Sequence identity between the two copies of the sex-ratio duplication on the X^SR6 chromosome. The analysis was performed using a 50 bp sliding window with a step size of 10 bp. The gray box represents the fragment with 100% identity; the striped box represents the region containing the DDSA traces described in Figure S3. The stars show the position of markers sequenced in the population study of Derome et al. (2008), and the triangle shows the position of the small deletion in the distal copy of CG32712.

Figure 3

(A) Parsimonious scenario explaining the pattern of sequence variation observed between the two copies of the sex-ratio duplication carried by the chromosome X^SR6. The vertical dotted lines show the limits of the 10 kb fragment with 100% sequence identity. The stars show the position of markers sequenced in Derome et al. (2008). The triangles show the position of CG32712 (the white triangle stands for the deleted allele brought by recombination). The vertical gray/white strips represent the repeated motifs of the junction region. (B) Interpretation of Figure S1 in Derome et al. (2008). X^M01 is a sex-ratio chromosome from Madagascar, carrying a combination of haplotypes commonly found there. For each marker (stars in Figure 3A), the ancestral sequence is symbolized in light gray. Alleles supposed to have been brought by recombination are in medium and dark gray (proximal recombination) and in black (distal recombination).

Figure 4

(A) Schematic representation of the canonical IST (Intronic Sequence of Trf2), found in the published D. simulans genome and in the distal copy of Trf2 on chromosome X^SR6. (B) Organization of the junction region on chromosome X^SR6, observed in BAC 58j14 (top) and BACs 67l12 and 46o6 (bottom). It consists of alternating Hosim1-SR elements and direct tandems of rIST. Fragments (a–c) amplified by PCR to control the organization on DNA from (X^SR6)_ST8 males (sequence of primers in Table S1). NNN: gap in sequence assembly

Figure 5

Comparison of Hosim1-SR with the canonical Hosim1: Schematic representation of the nucleotide alignment. Terminal inverted repeats (TIR): TAGTGTTGGGT. The white boxes show the position of the main deletions in Hosim1-SR, with their size below (in bp). The star shows the localization of the intron presented in Figure S7. (a) Position of primers used to amplify both Hosim1 and Hosim1-SR transcripts (Figure 7), (b) position of primers used to estimate the number of canonical Hosim1 (Figure 6A), (c) position of primers used to estimate the total number of elements (Hosim1 + Hosim1-SR, Figure 6A), and the total amount of transcripts (Figure 6B).

Figure 6

Quantification of Hosim1 copy number (A) and Hosim1 transcripts (B) by real-time PCR. The values in (X^SR6)_ST8 males were estimated relative to that in (X^ST8)_ST8 males.

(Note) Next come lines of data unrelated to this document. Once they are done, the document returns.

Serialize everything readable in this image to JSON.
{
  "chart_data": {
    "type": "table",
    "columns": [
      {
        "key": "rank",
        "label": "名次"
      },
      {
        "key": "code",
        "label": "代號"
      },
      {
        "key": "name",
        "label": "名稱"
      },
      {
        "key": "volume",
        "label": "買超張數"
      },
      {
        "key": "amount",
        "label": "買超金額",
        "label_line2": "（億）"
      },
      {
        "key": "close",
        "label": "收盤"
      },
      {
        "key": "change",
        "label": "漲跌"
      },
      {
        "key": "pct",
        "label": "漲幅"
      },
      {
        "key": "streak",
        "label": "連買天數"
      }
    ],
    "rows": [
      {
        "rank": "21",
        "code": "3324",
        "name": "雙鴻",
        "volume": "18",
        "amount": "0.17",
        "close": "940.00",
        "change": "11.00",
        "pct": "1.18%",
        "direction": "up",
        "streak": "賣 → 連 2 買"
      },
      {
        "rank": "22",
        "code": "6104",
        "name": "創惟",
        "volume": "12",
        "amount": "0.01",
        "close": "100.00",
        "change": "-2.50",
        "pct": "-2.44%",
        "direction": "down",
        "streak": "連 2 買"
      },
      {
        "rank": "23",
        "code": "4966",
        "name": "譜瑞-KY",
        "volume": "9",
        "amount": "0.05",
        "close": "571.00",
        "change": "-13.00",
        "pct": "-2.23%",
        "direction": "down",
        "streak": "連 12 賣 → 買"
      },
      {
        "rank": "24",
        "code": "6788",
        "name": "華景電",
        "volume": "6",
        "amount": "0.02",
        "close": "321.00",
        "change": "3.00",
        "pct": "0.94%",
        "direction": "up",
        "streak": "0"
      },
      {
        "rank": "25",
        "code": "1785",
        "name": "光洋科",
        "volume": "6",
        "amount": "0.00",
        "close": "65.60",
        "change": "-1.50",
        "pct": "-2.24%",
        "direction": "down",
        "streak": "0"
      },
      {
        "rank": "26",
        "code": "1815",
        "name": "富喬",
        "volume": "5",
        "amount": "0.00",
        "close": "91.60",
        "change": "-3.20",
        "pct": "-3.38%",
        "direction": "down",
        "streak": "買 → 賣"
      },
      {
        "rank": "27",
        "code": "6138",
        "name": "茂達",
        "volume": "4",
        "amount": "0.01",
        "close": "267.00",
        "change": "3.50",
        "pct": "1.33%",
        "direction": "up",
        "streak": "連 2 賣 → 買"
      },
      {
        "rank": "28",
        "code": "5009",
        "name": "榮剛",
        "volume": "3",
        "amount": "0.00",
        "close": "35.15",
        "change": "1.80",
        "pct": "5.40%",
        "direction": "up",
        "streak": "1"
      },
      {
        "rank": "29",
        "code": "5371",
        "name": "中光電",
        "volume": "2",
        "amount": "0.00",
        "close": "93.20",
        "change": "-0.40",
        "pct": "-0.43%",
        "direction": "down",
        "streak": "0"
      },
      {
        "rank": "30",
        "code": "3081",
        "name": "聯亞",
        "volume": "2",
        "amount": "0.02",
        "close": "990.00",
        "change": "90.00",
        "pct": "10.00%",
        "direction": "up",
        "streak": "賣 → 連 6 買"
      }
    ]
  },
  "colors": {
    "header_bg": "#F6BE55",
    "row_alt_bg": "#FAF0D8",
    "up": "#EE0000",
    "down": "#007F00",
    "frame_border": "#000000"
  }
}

Vertical bars: confidence interval (95%). (A, left) “Canonical” elements (see text). (A, right) Canonical elements plus Hosim1-SR. The reference genes were RPL17 and GAPDH. (B) Total amount of testicular transcripts (= Hosim1 + Hosim1-SR). Reference genes were light and RPII140.

Figure 7

Detection of Hosim1 transcripts by RT-PCR. The primers used straddle the deletion of 79 bp specific of Hosim1-SR [Figure 5,(a)], so this element must produce a shorter band (699 bp) than the canonical Hosim1 (784 bp). Even shorter fragments were obtained from cDNAs revealing an intron of 67nt (see text). Amplification of Trf2 with primers straddling an intron was used to control the lack of DNA contamination in the cDNA samples. NC, negative control (no cDNA nor DNA); SL, SmartLadder DNA ladder (Eurogentec); SR6, (X^SR6)_ST8 males; ST, (X^ST8)_ST8 males.

Figure 8

Detection of IST transcripts by RT-PCR. The IST and rIST probes were designed within the region shown in light gray in Figure 4. Amplification of Trf2 gene marker was used to control the lack of DNA in the cDNA samples (see Figure 7). SL, SmartLadder DNA ladder (Eurogentec); XSR6, (X^SR6)_ST8 males; XST8, (X^ST8)_ST8 males.